Keeping your feet shoulder width apart grounds your properly and keeps you steady. It also helps with your circulation, allowing you more blood and oxygen around your body. Standing straight and tall gives off the impression of confidence, while slouching and bad posture give off the impression of insecurity.
Keep your hands symmetrical as you gesture. Waving one hand around above your head while you have the other drooped at your side will make you look like you’re not in control of what you’re saying and expressing. Keep your hands at the level of your stomach, and have them work in tandem; gracefully and in cohesion with what you’re saying. You want your hands to enhance what you have to say, not distract from it.
Try to maintain steady eye contact for a few seconds at a time. A lot of people say to look into people’s eyes without breaking contact, and that will make you seem firm. In a less than intense situation however, it’s just down right creepy. Especially when you do it to someone of the opposite sex. If you are constantly twitching and looking around and cannot make eye contact at all however, that’s something else. It makes you look shy and insecure.
Body language makes up for 90% of what we say. The remaining 10% is then divided among what we say and more importantly how we say it. If you want to network properly, watch your language.
Anyone who tells you that you’re shallow for worrying about the way you look, has never had to close a major deal. Whether you like it or not, people judge you on the way you look, the way you sound, the way you smell, and the company you keep. You can surprise people by looking like a vagrant but speaking about philosophy, but the point remains, they are surprised by it. On the flip side, you can look like a high level executive wearing an Italian suit and driving a German car, and still sound like you have no idea what you’re talking about. Also surprising.
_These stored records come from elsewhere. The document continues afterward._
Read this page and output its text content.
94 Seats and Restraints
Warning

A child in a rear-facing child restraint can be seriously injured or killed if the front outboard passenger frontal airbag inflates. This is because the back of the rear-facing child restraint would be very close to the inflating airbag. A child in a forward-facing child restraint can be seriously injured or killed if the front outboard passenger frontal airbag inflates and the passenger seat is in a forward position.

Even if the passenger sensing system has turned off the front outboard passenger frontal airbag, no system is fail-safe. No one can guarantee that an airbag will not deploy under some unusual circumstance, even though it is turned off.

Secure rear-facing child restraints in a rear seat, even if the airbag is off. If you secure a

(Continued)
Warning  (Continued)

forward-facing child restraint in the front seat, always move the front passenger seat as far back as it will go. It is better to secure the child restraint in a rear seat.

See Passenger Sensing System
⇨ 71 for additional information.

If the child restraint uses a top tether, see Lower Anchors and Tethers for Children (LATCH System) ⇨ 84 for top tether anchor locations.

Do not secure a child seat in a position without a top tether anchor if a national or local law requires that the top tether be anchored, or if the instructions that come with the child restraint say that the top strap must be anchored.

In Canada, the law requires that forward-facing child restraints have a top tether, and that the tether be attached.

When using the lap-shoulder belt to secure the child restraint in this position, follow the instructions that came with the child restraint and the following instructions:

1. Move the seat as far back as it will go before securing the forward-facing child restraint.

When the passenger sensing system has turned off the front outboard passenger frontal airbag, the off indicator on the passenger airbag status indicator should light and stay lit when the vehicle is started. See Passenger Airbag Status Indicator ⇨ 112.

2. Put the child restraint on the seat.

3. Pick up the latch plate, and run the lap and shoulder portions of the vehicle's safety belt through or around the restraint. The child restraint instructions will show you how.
People often think of image and think that a proper image means wearing expensive clothes and looking sophisticated. That isn’t necessarily the case. Your image should reflect what your goals are as an individual. If you’re a fire man, don’t you need to be wearing protective gear? If you’re an athlete, aren’t you supposed to be wearing whatever makes you perform better? The goal with your image is relevancy. You need people to expect just enough from you that they won’t turn away or laugh even before you begin to speak. You need just enough difference to make people remember you, and just enough class for them to respect you.
Study your crowd. Determine what is relevant, and what is unexpected, and find a balance between the two that suits you. Stay away from inappropriate or crass, unless it aligns with your goals.
So there you have it. What are you waiting for? Go out there and do your thing!